Key Takeaways for Investors
- Volume‑led quarter: Strong visits growth (+10.3%) and acquisition contribution drove double‑digit revenue growth; industrial prevention adds a new lever.
- EPS beat: Operating results EPS beat consensus by $0.04, aided by revenue growth and disciplined corporate costs.
- Margin watch: Gross margin compressed ~230 bps YoY; clinic salaries at 57.2% of revenue highlight need for continued labor productivity improvements, especially in acquired clinics.

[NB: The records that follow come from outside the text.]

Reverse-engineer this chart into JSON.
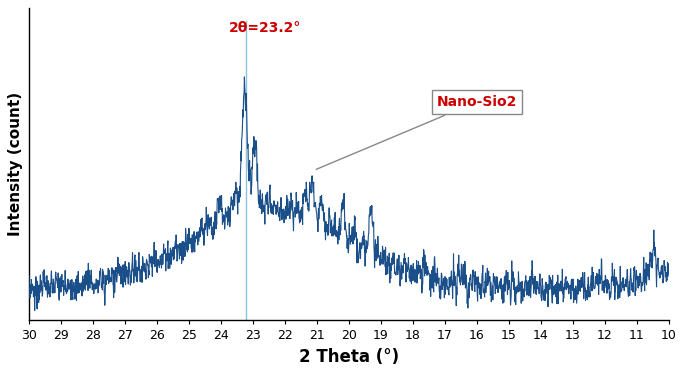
{
  "xlabel": "2 Theta (°)",
  "ylabel": "Intensity (count)",
  "line_color": "#1a4f8a",
  "line_width": 0.8,
  "peak_2theta": 23.2,
  "annotation_label": "2θ=23.2°",
  "annotation_color": "#cc0000",
  "box_label": "Nano-Sio2",
  "box_label_color": "#cc0000",
  "vline_color": "#90c0e0",
  "background_color": "#ffffff",
  "seed": 7
}
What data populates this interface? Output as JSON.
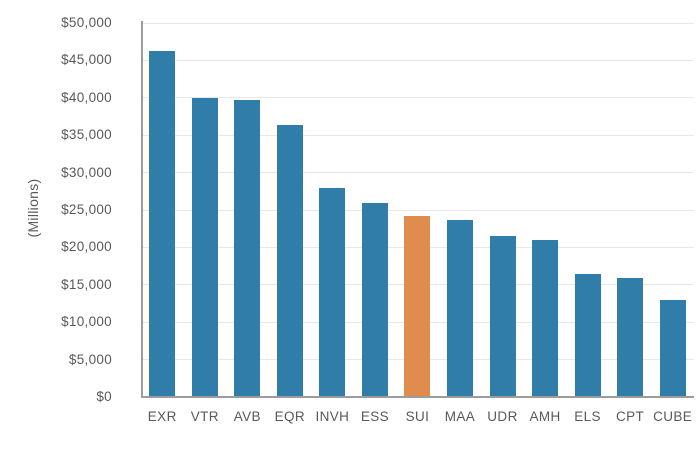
{
  "chart_data": {
    "type": "bar",
    "title": "",
    "xlabel": "",
    "ylabel": "(Millions)",
    "ylim": [
      0,
      50000
    ],
    "ytick_step": 5000,
    "grid": true,
    "legend_position": "none",
    "categories": [
      "EXR",
      "VTR",
      "AVB",
      "EQR",
      "INVH",
      "ESS",
      "SUI",
      "MAA",
      "UDR",
      "AMH",
      "ELS",
      "CPT",
      "CUBE"
    ],
    "values": [
      46300,
      40000,
      39700,
      36400,
      28000,
      25900,
      24200,
      23600,
      21500,
      21000,
      16500,
      15900,
      13000
    ],
    "highlight_category": "SUI",
    "y_tick_labels": [
      "$0",
      "$5,000",
      "$10,000",
      "$15,000",
      "$20,000",
      "$25,000",
      "$30,000",
      "$35,000",
      "$40,000",
      "$45,000",
      "$50,000"
    ],
    "colors": {
      "bar": "#2F7DA8",
      "highlight_bar": "#E08C4D",
      "gridline": "#E8E8E8",
      "axis": "#9C9C9C",
      "text": "#595959"
    }
  }
}
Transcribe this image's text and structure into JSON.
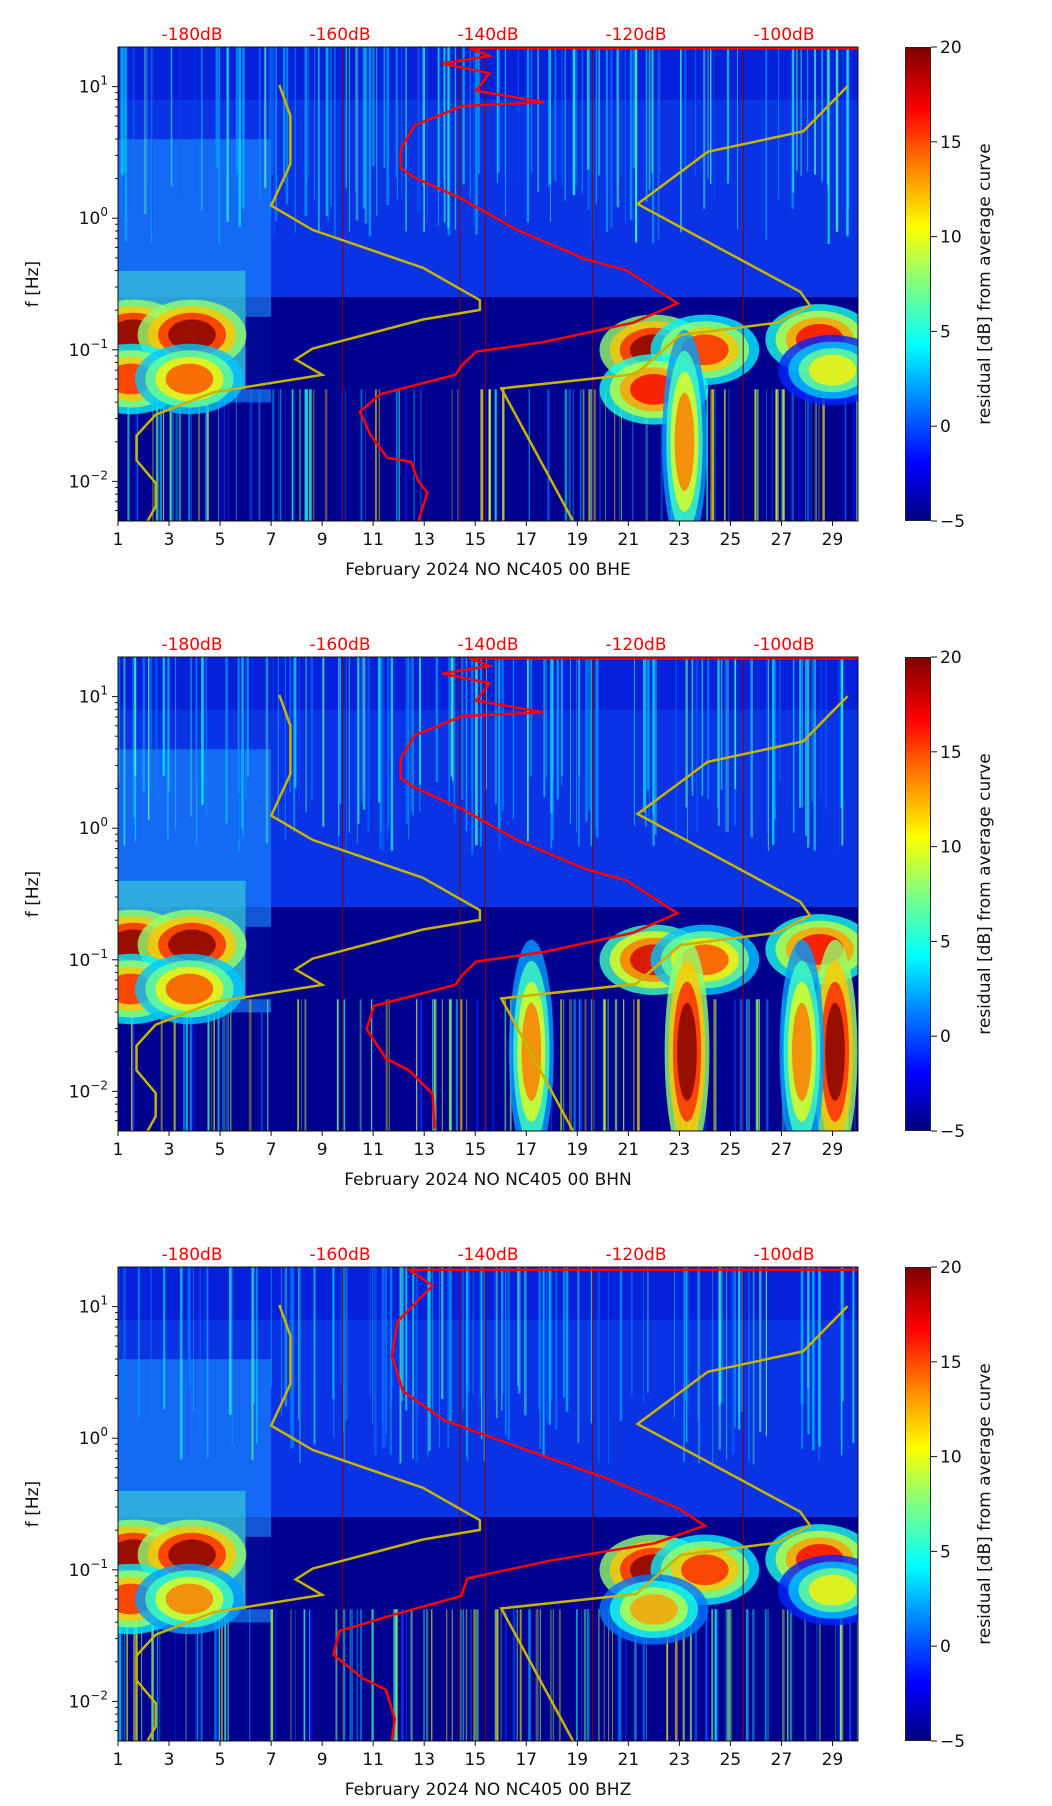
{
  "chart_data": [
    {
      "type": "heatmap",
      "xlabel": "February 2024 NO NC405 00 BHE",
      "ylabel": "f [Hz]",
      "colorbar_label": "residual [dB] from average curve",
      "xlim": [
        1,
        30
      ],
      "ylim_hz": [
        0.005,
        20
      ],
      "yscale": "log",
      "xticks": [
        "1",
        "3",
        "5",
        "7",
        "9",
        "11",
        "13",
        "15",
        "17",
        "19",
        "21",
        "23",
        "25",
        "27",
        "29"
      ],
      "yticks": [
        {
          "base": "10",
          "exp": "1",
          "logf": 1
        },
        {
          "base": "10",
          "exp": "0",
          "logf": 0
        },
        {
          "base": "10",
          "exp": "−1",
          "logf": -1
        },
        {
          "base": "10",
          "exp": "−2",
          "logf": -2
        }
      ],
      "top_axis": {
        "labels": [
          "-180dB",
          "-160dB",
          "-140dB",
          "-120dB",
          "-100dB"
        ],
        "values": [
          -180,
          -160,
          -140,
          -120,
          -100
        ],
        "range_db": [
          -190,
          -90
        ],
        "color": "#ff0000"
      },
      "colorbar": {
        "range": [
          -5,
          20
        ],
        "ticks": [
          "−5",
          "0",
          "5",
          "10",
          "15",
          "20"
        ],
        "values": [
          -5,
          0,
          5,
          10,
          15,
          20
        ]
      },
      "gap_days": [
        9.8,
        14.4,
        15.4,
        19.6,
        25.5
      ],
      "hotspots": [
        [
          1.6,
          0.13,
          20
        ],
        [
          3.9,
          0.13,
          20
        ],
        [
          1.5,
          0.06,
          16
        ],
        [
          3.8,
          0.06,
          15
        ],
        [
          22,
          0.1,
          20
        ],
        [
          24,
          0.1,
          16
        ],
        [
          22,
          0.05,
          17
        ],
        [
          28.5,
          0.12,
          17
        ],
        [
          29,
          0.07,
          11
        ],
        [
          23.2,
          0.02,
          14
        ]
      ],
      "red_curve": [
        [
          -90,
          1.292
        ],
        [
          -142.5,
          1.292
        ],
        [
          -139.8,
          1.233
        ],
        [
          -146.2,
          1.175
        ],
        [
          -139.8,
          1.101
        ],
        [
          -141.6,
          0.969
        ],
        [
          -132.4,
          0.881
        ],
        [
          -143.5,
          0.852
        ],
        [
          -149.9,
          0.705
        ],
        [
          -151.8,
          0.528
        ],
        [
          -151.8,
          0.381
        ],
        [
          -149.9,
          0.308
        ],
        [
          -143.5,
          0.146
        ],
        [
          -136.1,
          -0.089
        ],
        [
          -126.9,
          -0.309
        ],
        [
          -121.3,
          -0.397
        ],
        [
          -114.4,
          -0.647
        ],
        [
          -120.4,
          -0.794
        ],
        [
          -132.4,
          -0.941
        ],
        [
          -141.6,
          -1.014
        ],
        [
          -143.5,
          -1.117
        ],
        [
          -144.4,
          -1.19
        ],
        [
          -154.5,
          -1.337
        ],
        [
          -157.3,
          -1.469
        ],
        [
          -155.9,
          -1.646
        ],
        [
          -153.6,
          -1.822
        ],
        [
          -150.4,
          -1.851
        ],
        [
          -149.4,
          -1.998
        ],
        [
          -148.2,
          -2.086
        ],
        [
          -149.4,
          -2.301
        ]
      ]
    },
    {
      "type": "heatmap",
      "xlabel": "February 2024 NO NC405 00 BHN",
      "ylabel": "f [Hz]",
      "colorbar_label": "residual [dB] from average curve",
      "xlim": [
        1,
        30
      ],
      "ylim_hz": [
        0.005,
        20
      ],
      "yscale": "log",
      "xticks": [
        "1",
        "3",
        "5",
        "7",
        "9",
        "11",
        "13",
        "15",
        "17",
        "19",
        "21",
        "23",
        "25",
        "27",
        "29"
      ],
      "yticks": [
        {
          "base": "10",
          "exp": "1",
          "logf": 1
        },
        {
          "base": "10",
          "exp": "0",
          "logf": 0
        },
        {
          "base": "10",
          "exp": "−1",
          "logf": -1
        },
        {
          "base": "10",
          "exp": "−2",
          "logf": -2
        }
      ],
      "top_axis": {
        "labels": [
          "-180dB",
          "-160dB",
          "-140dB",
          "-120dB",
          "-100dB"
        ],
        "values": [
          -180,
          -160,
          -140,
          -120,
          -100
        ],
        "range_db": [
          -190,
          -90
        ],
        "color": "#ff0000"
      },
      "colorbar": {
        "range": [
          -5,
          20
        ],
        "ticks": [
          "−5",
          "0",
          "5",
          "10",
          "15",
          "20"
        ],
        "values": [
          -5,
          0,
          5,
          10,
          15,
          20
        ]
      },
      "gap_days": [
        9.8,
        14.4,
        15.4,
        19.6,
        25.5
      ],
      "hotspots": [
        [
          1.6,
          0.13,
          20
        ],
        [
          3.9,
          0.13,
          20
        ],
        [
          1.5,
          0.06,
          16
        ],
        [
          3.8,
          0.06,
          15
        ],
        [
          22,
          0.1,
          18
        ],
        [
          24,
          0.1,
          15
        ],
        [
          28.5,
          0.12,
          17
        ],
        [
          23.3,
          0.02,
          20
        ],
        [
          29.1,
          0.02,
          20
        ],
        [
          17.2,
          0.02,
          14
        ],
        [
          27.8,
          0.02,
          14
        ]
      ],
      "red_curve": [
        [
          -90,
          1.292
        ],
        [
          -142.5,
          1.292
        ],
        [
          -139.8,
          1.233
        ],
        [
          -146.2,
          1.175
        ],
        [
          -139.8,
          1.101
        ],
        [
          -141.6,
          0.969
        ],
        [
          -132.4,
          0.881
        ],
        [
          -143.5,
          0.852
        ],
        [
          -149.9,
          0.705
        ],
        [
          -151.8,
          0.528
        ],
        [
          -151.8,
          0.381
        ],
        [
          -149.9,
          0.308
        ],
        [
          -143.5,
          0.146
        ],
        [
          -136.1,
          -0.089
        ],
        [
          -126.9,
          -0.309
        ],
        [
          -121.3,
          -0.397
        ],
        [
          -114.4,
          -0.647
        ],
        [
          -120.4,
          -0.794
        ],
        [
          -132.4,
          -0.941
        ],
        [
          -141.6,
          -1.014
        ],
        [
          -143.5,
          -1.117
        ],
        [
          -144.4,
          -1.19
        ],
        [
          -155.4,
          -1.35
        ],
        [
          -156.4,
          -1.527
        ],
        [
          -153.8,
          -1.75
        ],
        [
          -150.7,
          -1.839
        ],
        [
          -147.5,
          -2.017
        ],
        [
          -147.2,
          -2.284
        ]
      ]
    },
    {
      "type": "heatmap",
      "xlabel": "February 2024 NO NC405 00 BHZ",
      "ylabel": "f [Hz]",
      "colorbar_label": "residual [dB] from average curve",
      "xlim": [
        1,
        30
      ],
      "ylim_hz": [
        0.005,
        20
      ],
      "yscale": "log",
      "xticks": [
        "1",
        "3",
        "5",
        "7",
        "9",
        "11",
        "13",
        "15",
        "17",
        "19",
        "21",
        "23",
        "25",
        "27",
        "29"
      ],
      "yticks": [
        {
          "base": "10",
          "exp": "1",
          "logf": 1
        },
        {
          "base": "10",
          "exp": "0",
          "logf": 0
        },
        {
          "base": "10",
          "exp": "−1",
          "logf": -1
        },
        {
          "base": "10",
          "exp": "−2",
          "logf": -2
        }
      ],
      "top_axis": {
        "labels": [
          "-180dB",
          "-160dB",
          "-140dB",
          "-120dB",
          "-100dB"
        ],
        "values": [
          -180,
          -160,
          -140,
          -120,
          -100
        ],
        "range_db": [
          -190,
          -90
        ],
        "color": "#ff0000"
      },
      "colorbar": {
        "range": [
          -5,
          20
        ],
        "ticks": [
          "−5",
          "0",
          "5",
          "10",
          "15",
          "20"
        ],
        "values": [
          -5,
          0,
          5,
          10,
          15,
          20
        ]
      },
      "gap_days": [
        9.8,
        14.4,
        15.4,
        19.6,
        25.5
      ],
      "hotspots": [
        [
          1.6,
          0.13,
          20
        ],
        [
          3.9,
          0.13,
          20
        ],
        [
          1.5,
          0.06,
          16
        ],
        [
          3.8,
          0.06,
          14
        ],
        [
          22,
          0.1,
          20
        ],
        [
          24,
          0.1,
          16
        ],
        [
          22,
          0.05,
          13
        ],
        [
          28.5,
          0.12,
          17
        ],
        [
          29,
          0.07,
          11
        ]
      ],
      "red_curve": [
        [
          -89.8,
          1.28
        ],
        [
          -150.7,
          1.28
        ],
        [
          -147.5,
          1.16
        ],
        [
          -152.2,
          0.89
        ],
        [
          -153,
          0.625
        ],
        [
          -151.5,
          0.358
        ],
        [
          -145.9,
          0.135
        ],
        [
          -134.9,
          -0.087
        ],
        [
          -123.8,
          -0.309
        ],
        [
          -114.3,
          -0.532
        ],
        [
          -110.7,
          -0.665
        ],
        [
          -117.5,
          -0.799
        ],
        [
          -131.7,
          -0.932
        ],
        [
          -142.8,
          -1.066
        ],
        [
          -143.6,
          -1.199
        ],
        [
          -152.2,
          -1.333
        ],
        [
          -160.1,
          -1.466
        ],
        [
          -160.9,
          -1.644
        ],
        [
          -157,
          -1.822
        ],
        [
          -153.8,
          -1.911
        ],
        [
          -152.6,
          -2.133
        ],
        [
          -153,
          -2.311
        ]
      ]
    }
  ],
  "noise_models": {
    "color": "#c8b400",
    "nlnm": [
      [
        -168.2,
        1.013
      ],
      [
        -166.7,
        0.778
      ],
      [
        -166.7,
        0.411
      ],
      [
        -169.3,
        0.096
      ],
      [
        -163.7,
        -0.089
      ],
      [
        -148.8,
        -0.377
      ],
      [
        -141.1,
        -0.623
      ],
      [
        -141.1,
        -0.697
      ],
      [
        -148.8,
        -0.77
      ],
      [
        -163.7,
        -0.991
      ],
      [
        -166,
        -1.073
      ],
      [
        -162.4,
        -1.19
      ],
      [
        -177.1,
        -1.323
      ],
      [
        -184.9,
        -1.493
      ],
      [
        -187.5,
        -1.652
      ],
      [
        -187.5,
        -1.84
      ],
      [
        -184.9,
        -2.013
      ],
      [
        -184.9,
        -2.189
      ],
      [
        -186,
        -2.301
      ]
    ],
    "nhnm": [
      [
        -91.4,
        1.004
      ],
      [
        -97.4,
        0.66
      ],
      [
        -110.3,
        0.505
      ],
      [
        -119.8,
        0.108
      ],
      [
        -97.8,
        -0.559
      ],
      [
        -96.5,
        -0.662
      ],
      [
        -100.9,
        -0.794
      ],
      [
        -114,
        -0.888
      ],
      [
        -120,
        -1.184
      ],
      [
        -138.2,
        -1.293
      ],
      [
        -128.5,
        -2.301
      ]
    ]
  },
  "curve_color": "#ff0000"
}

- Cost actions: $2M annualized cost removal is a tangible effort to defend margins; monitor flow‑through in Q2–Q4.
- Guidance: FY17 operating results/EPS guidance (issued June 7) frames expectations; tax rate normalizes to 37–38% for the remainder of the year after Q1’s stock‑comp benefit.
- New platform: Industrial prevention services delivered $1.5M in March and ~14.5% GM; management sees fragmented market opportunity and cross‑sell potential.
- Capital deployment: Active de novo and M&A pipelines with healthy deal multiples (7.5x–8.5x EBITDA) support unit growth; de novos reach maturity over ~3 years.